Three major European truck manufacturers – Volvo Group, Daimler Truck and Volkswagen Group’s Traton Group – announced a plan to pioneer a European high-power charging network for heavy-duty trucks and coaches.
They signed a non-binding agreement to install and operate a public charging network for battery electric heavy-duty long-haul trucks and coaches across Europe, under a new joint venture.
“The joint aim is to initiate and accelerate the build-up of charging infrastructure to enhance customer confidence and to support EU’s transformation to climate-neutral transportation.”
The initiative reminds us of the IONITY network for electric cars, which was also established by several car manufacturers.
According to the press release, the signing of a joint venture agreement can be expected by the end of 2021 (is subject to regulatory and other approvals), while the operations would start in 2022.
The founding partners intend to invest a total of €500 million ($594 million) – each will contribute equally (about €167 million) into the joint venture.
Within five years, the network is expected to consist of 1,700 charging points, however, the number of stations (at key highway locations and at logistic and destination points) and power levels were not disclosed yet.
“The agreement lays the foundation of a future joint venture (JV) – equally owned by the three parties, planning to start operations in 2022. The parties intend to invest together 500 million Euros to install and operate at least 1,700 high-performance green energy charging points close to highways as well as at logistic and destination points, within five years from the establishment of the JV.”
We guess that charging power will be at theMW level (at least several hundred kW), simply because of the battery size of long-range electric heavy-duty vehicles and the requirement to utilize the 45-minute mandatory rest period in Europe on recharging.
“By focusing on customers’ needs, different applications will be taken into consideration. Battery electric vehicle fleet operators will be able to leverage both fast charging tailored to the 45-minute mandatory rest period in Europe focusing on long-distance transport – the highest priority of the future JV – and also charge overnight.”
Despite the three groups partnering in the joint venture, they will remain competitors in all other areas.
Later on, more partners are expected to join the network as shareholders (bringing more capital), which will allow to further expand the network.
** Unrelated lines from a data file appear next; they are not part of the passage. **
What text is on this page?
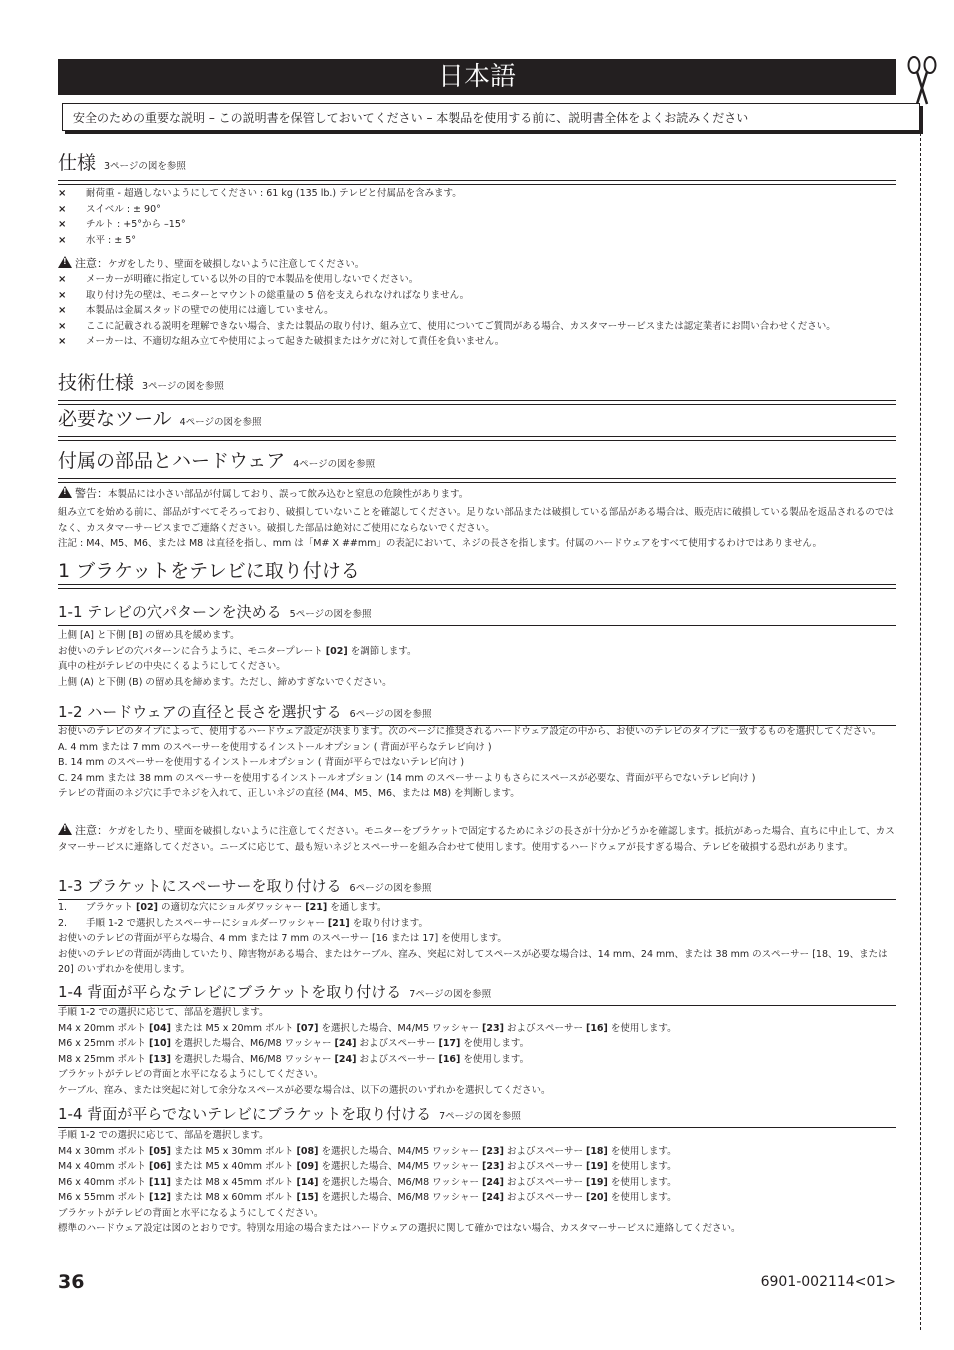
日本語
安全のための重要な説明 – この説明書を保管しておいてください – 本製品を使用する前に、説明書全体をよくお読みください
仕様 3ページの図を参照
× 耐荷重 - 超過しないようにしてください : 61 kg (135 lb.) テレビと付属品を含みます。
× スイベル : ± 90°
× チルト : +5°から –15°
× 水平 : ± 5°
!注意：ケガをしたり、壁面を破損しないように注意してください。
× メーカーが明確に指定している以外の目的で本製品を使用しないでください。
× 取り付け先の壁は、モニターとマウントの総重量の 5 倍を支えられなければなりません。
× 本製品は金属スタッドの壁での使用には適していません。
× ここに記載される説明を理解できない場合、または製品の取り付け、組み立て、使用についてご質問がある場合、カスタマーサービスまたは認定業者にお問い合わせください。
× メーカーは、不適切な組み立てや使用によって起きた破損またはケガに対して責任を負いません。
技術仕様 3ページの図を参照
必要なツール 4ページの図を参照
付属の部品とハードウェア 4ページの図を参照
!警告：本製品には小さい部品が付属しており、誤って飲み込むと窒息の危険性があります。

組み立てを始める前に、部品がすべてそろっており、破損していないことを確認してください。足りない部品または破損している部品がある場合は、販売店に破損している製品を返品されるのではなく、カスタマーサービスまでご連絡ください。破損した部品は絶対にご使用にならないでください。

注記 : M4、M5、M6、または M8 は直径を指し、mm は「M# X ##mm」の表記において、ネジの長さを指します。付属のハードウェアをすべて使用するわけではありません。

1 ブラケットをテレビに取り付ける
1-1 テレビの穴パターンを決める 5ページの図を参照

上側 [A] と下側 [B] の留め具を緩めます。

お使いのテレビの穴パターンに合うように、モニタープレート [02] を調節します。

真中の柱がテレビの中央にくるようにしてください。

上側 (A) と下側 (B) の留め具を締めます。ただし、締めすぎないでください。

1-2 ハードウェアの直径と長さを選択する 6ページの図を参照

お使いのテレビのタイプによって、使用するハードウェア設定が決まります。次のページに推奨されるハードウェア設定の中から、お使いのテレビのタイプに一致するものを選択してください。

A. 4 mm または 7 mm のスペーサーを使用するインストールオプション ( 背面が平らなテレビ向け )

B. 14 mm のスペーサーを使用するインストールオプション ( 背面が平らではないテレビ向け )

C. 24 mm または 38 mm のスペーサーを使用するインストールオプション (14 mm のスペーサーよりもさらにスペースが必要な、背面が平らでないテレビ向け )

テレビの背面のネジ穴に手でネジを入れて、正しいネジの直径 (M4、M5、M6、または M8) を判断します。

!注意：ケガをしたり、壁面を破損しないように注意してください。モニターをブラケットで固定するためにネジの長さが十分かどうかを確認します。抵抗があった場合、直ちに中止して、カスタマーサービスに連絡してください。ニーズに応じて、最も短いネジとスペーサーを組み合わせて使用します。使用するハードウェアが長すぎる場合、テレビを破損する恐れがあります。
1-3 ブラケットにスペーサーを取り付ける 6ページの図を参照
1. ブラケット [02] の適切な穴にショルダワッシャー [21] を通します。
2. 手順 1-2 で選択したスペーサーにショルダーワッシャー [21] を取り付けます。

お使いのテレビの背面が平らな場合、4 mm または 7 mm のスペーサー [16 または 17] を使用します。

お使いのテレビの背面が湾曲していたり、障害物がある場合、またはケーブル、窪み、突起に対してスペースが必要な場合は、14 mm、24 mm、または 38 mm のスペーサー [18、19、または 20] のいずれかを使用します。

1-4 背面が平らなテレビにブラケットを取り付ける 7ページの図を参照

手順 1-2 での選択に応じて、部品を選択します。

M4 x 20mm ボルト [04] または M5 x 20mm ボルト [07] を選択した場合、M4/M5 ワッシャー [23] およびスペーサー [16] を使用します。

M6 x 25mm ボルト [10] を選択した場合、M6/M8 ワッシャー [24] およびスペーサー [17] を使用します。

M8 x 25mm ボルト [13] を選択した場合、M6/M8 ワッシャー [24] およびスペーサー [16] を使用します。

ブラケットがテレビの背面と水平になるようにしてください。

ケーブル、窪み、または突起に対して余分なスペースが必要な場合は、以下の選択のいずれかを選択してください。

1-4 背面が平らでないテレビにブラケットを取り付ける 7ページの図を参照

手順 1-2 での選択に応じて、部品を選択します。

M4 x 30mm ボルト [05] または M5 x 30mm ボルト [08] を選択した場合、M4/M5 ワッシャー [23] およびスペーサー [18] を使用します。

M4 x 40mm ボルト [06] または M5 x 40mm ボルト [09] を選択した場合、M4/M5 ワッシャー [23] およびスペーサー [19] を使用します。

M6 x 40mm ボルト [11] または M8 x 45mm ボルト [14] を選択した場合、M6/M8 ワッシャー [24] およびスペーサー [19] を使用します。

M6 x 55mm ボルト [12] または M8 x 60mm ボルト [15] を選択した場合、M6/M8 ワッシャー [24] およびスペーサー [20] を使用します。

ブラケットがテレビの背面と水平になるようにしてください。

標準のハードウェア設定は図のとおりです。特別な用途の場合またはハードウェアの選択に関して確かではない場合、カスタマーサービスに連絡してください。

36	6901-002114<01>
“The number of charging points is with time intended to be increased significantly by seeking additional partners as well as public funding. The future JV is planned to operate under its own corporate identity and be based in Amsterdam, Netherlands. The future JV will be able to build on the broad experience and knowledge of its founding partners in heavy-duty trucking.”
According to the European Automobile Manufacturers Association (ACEA), Europe requires up to 15,000 high-power public and destination charging points for heavy-duty vehicles by 2025, and up to 50,000 by 2030, to support electrification that is required to meet emission targets in the European Union.
We have seen ACEA’s report from 2020, and nothing much has changed since then in terms of deployed infrastructure.